What we observed in terms of treatment intervals. Again, KESTREL was just the option of eight weeks versus 12 weeks, and at end of study week 100 in KESTREL, about 1/3 of patients on brolucizumab were being treated every 12 weeks. And in the KITE study nearly 50% were either 12 or 16 weeks with about a quarter, 24.8%, achieving in every six-week dosing interval. So extended even more in the second year in KITE for the 6 milligram arm.
We're looking at DRSS of course in these diabetic retinopathy studies, and again brolucizumab 6 milligrams compared favorably to aflibercept in terms of the proportion of patients gaining two or more steps in DRSS score at weeks 52 and weeks 100. In fact, some trends again with brolucizumab showing slightly higher percentages of two or more step improvement.
And then when it came to safety, brolucizumab’s overall safety profile at week 100 in both studies was very similar to what we've known in how brolucizumab has looked previously at the primary endpoint in both of these DME studies, and also comparable to the wet AMD studies. What we didn't see though were a lot of new cases of retinal vasculitis; there were some cases of vascular occlusion, but not related to inflammation or retinal vasculitis.
And so the year-two safety profile actually looked a bit more favorable compared to year one. Rates of interactive inflammation was about the same again; not a lot of new cases in year two.
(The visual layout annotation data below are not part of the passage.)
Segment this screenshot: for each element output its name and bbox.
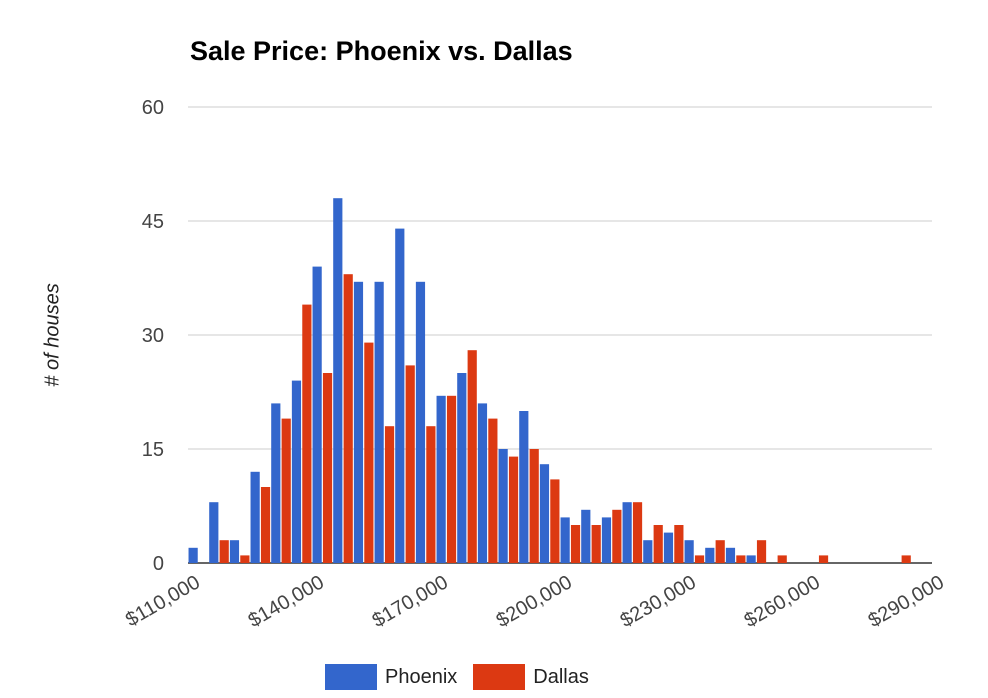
legend-swatch-dallas	[473, 664, 526, 690]
bar-dallas	[488, 418, 498, 563]
y-tick-label: 30	[142, 325, 164, 347]
bar-phoenix	[477, 403, 488, 563]
bar-dallas	[529, 449, 539, 563]
legend: Phoenix Dallas	[325, 664, 605, 690]
bar-dallas	[302, 304, 312, 563]
bar-phoenix	[250, 471, 260, 563]
x-tick-label: $140,000	[245, 571, 328, 632]
bar-dallas	[736, 555, 746, 563]
y-tick-label: 15	[142, 439, 164, 461]
x-tick-label: $200,000	[493, 571, 576, 632]
bar-dallas	[384, 426, 395, 563]
x-tick-label: $290,000	[865, 571, 948, 632]
bar-phoenix	[271, 403, 281, 563]
bar-phoenix	[188, 547, 198, 563]
chart-plot: 0 15 30 45 60 $110,000 $140,000 $170,000 $200,00…	[122, 97, 948, 632]
bar-dallas	[260, 487, 271, 563]
bar-phoenix	[622, 502, 632, 563]
bar-phoenix	[643, 540, 653, 563]
bar-dallas	[756, 540, 767, 563]
bar-phoenix	[601, 517, 612, 563]
x-tick-label: $170,000	[369, 571, 452, 632]
bar-phoenix	[746, 555, 756, 563]
bar-phoenix	[581, 509, 591, 563]
bar-dallas	[550, 479, 560, 563]
bar-dallas	[322, 373, 333, 563]
bar-dallas	[219, 540, 229, 563]
x-tick-label: $260,000	[741, 571, 824, 632]
bar-dallas	[426, 426, 436, 563]
bar-dallas	[777, 555, 787, 563]
y-tick-label: 45	[142, 211, 164, 233]
bar-dallas	[570, 525, 581, 563]
bar-dallas	[281, 418, 291, 563]
x-tick-label: $230,000	[617, 571, 700, 632]
legend-item-phoenix: Phoenix	[325, 664, 457, 690]
bar-phoenix	[395, 228, 405, 563]
bar-dallas	[343, 274, 353, 563]
bar-phoenix	[353, 281, 364, 563]
bar-dallas	[467, 350, 477, 563]
bar-dallas	[674, 525, 684, 563]
bar-phoenix	[498, 449, 508, 563]
bar-phoenix	[415, 281, 426, 563]
bar-dallas	[901, 555, 911, 563]
bar-phoenix	[374, 281, 384, 563]
bar-dallas	[818, 555, 829, 563]
bar-phoenix	[333, 198, 343, 563]
bar-dallas	[405, 365, 415, 563]
y-tick-label: 0	[153, 553, 164, 575]
bar-dallas	[612, 509, 622, 563]
bar-dallas	[508, 456, 519, 563]
y-tick-label: 60	[142, 97, 164, 119]
bar-dallas	[715, 540, 725, 563]
legend-label-phoenix: Phoenix	[385, 665, 458, 688]
bar-dallas	[632, 502, 643, 563]
bar-phoenix	[457, 373, 467, 563]
bar-phoenix	[312, 266, 322, 563]
bar-phoenix	[705, 547, 715, 563]
bar-dallas	[694, 555, 705, 563]
legend-item-dallas: Dallas	[473, 664, 589, 690]
bar-phoenix	[209, 502, 219, 563]
legend-swatch-phoenix	[325, 664, 377, 690]
bar-dallas	[240, 555, 250, 563]
bar-dallas	[653, 525, 663, 563]
bar-phoenix	[229, 540, 240, 563]
bar-phoenix	[539, 464, 550, 563]
chart-title: Sale Price: Phoenix vs. Dallas	[190, 36, 573, 66]
bar-phoenix	[436, 395, 446, 563]
bar-phoenix	[560, 517, 570, 563]
bar-phoenix	[725, 547, 736, 563]
bar-dallas	[446, 395, 457, 563]
legend-label-dallas: Dallas	[533, 665, 589, 688]
bar-dallas	[364, 342, 374, 563]
bar-phoenix	[663, 532, 674, 563]
bar-dallas	[591, 525, 601, 563]
bar-phoenix	[519, 411, 529, 563]
bar-phoenix	[684, 540, 694, 563]
bar-phoenix	[291, 380, 302, 563]
x-tick-label: $110,000	[122, 571, 204, 631]
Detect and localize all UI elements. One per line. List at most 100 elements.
Came out to, in the 6 milligram arms, 4.2% for intraocular inflammation in the KESTREL study and 2.2%, in KITE, and that was compared to aflibercept at 1.1% in KESTREL to 1.7% in KITE. So there's actually very little difference in the IOI rates in the KITE study.
So in summary, the vision gains achieved with brolucizumab 6 milligrams in both KITE and KESTREL were very comparable to aflibercept all the way out now to week 100, despite fewer injections. Atomically, the 6 milligram dose performed very well; in fact, yielded higher percentages of patients with complete macular drying in these DME patients. And this was achieved with less dosing. In KITE 25% of patients approximately were able to be extended to 16-week treatment animals by the 100-week endpoint.
And with regards to overall safety, safety profile is similar to previous studies, both DME and wet AMD intraocular inflammation imbalance with higher rates, of course, brolucizumab that we’ve seen before, but very few new cases of inflammation and no new cases of retinal vasculitis or vascular occlusions.
David Hutton: Both of these are Phase 3, so what's the next step?
Dr. Regillo: So the next step is potential FDA approval. So these are registration studies for the indication of DME. Brolucizumab is FDA approved for the treatment of neovascular AMD, and this would sort of complete that process, potentially to be improved for this disease state.
David Hutton: And what can this mean for patients?
Dr. Regillo: Well, what brolucizumab looks to be doing here for DME is a bit better drying, which is important because that is correlated to better vision outcomes for some patients at least. So we had to have a drug that dries better for DME for our patients is potentially important as a way to get better vision gains. And it also looks to be a little more durable. And so potentially we can get better outcomes with less treatment.
Note: This transcript has been lightly edited for clarity.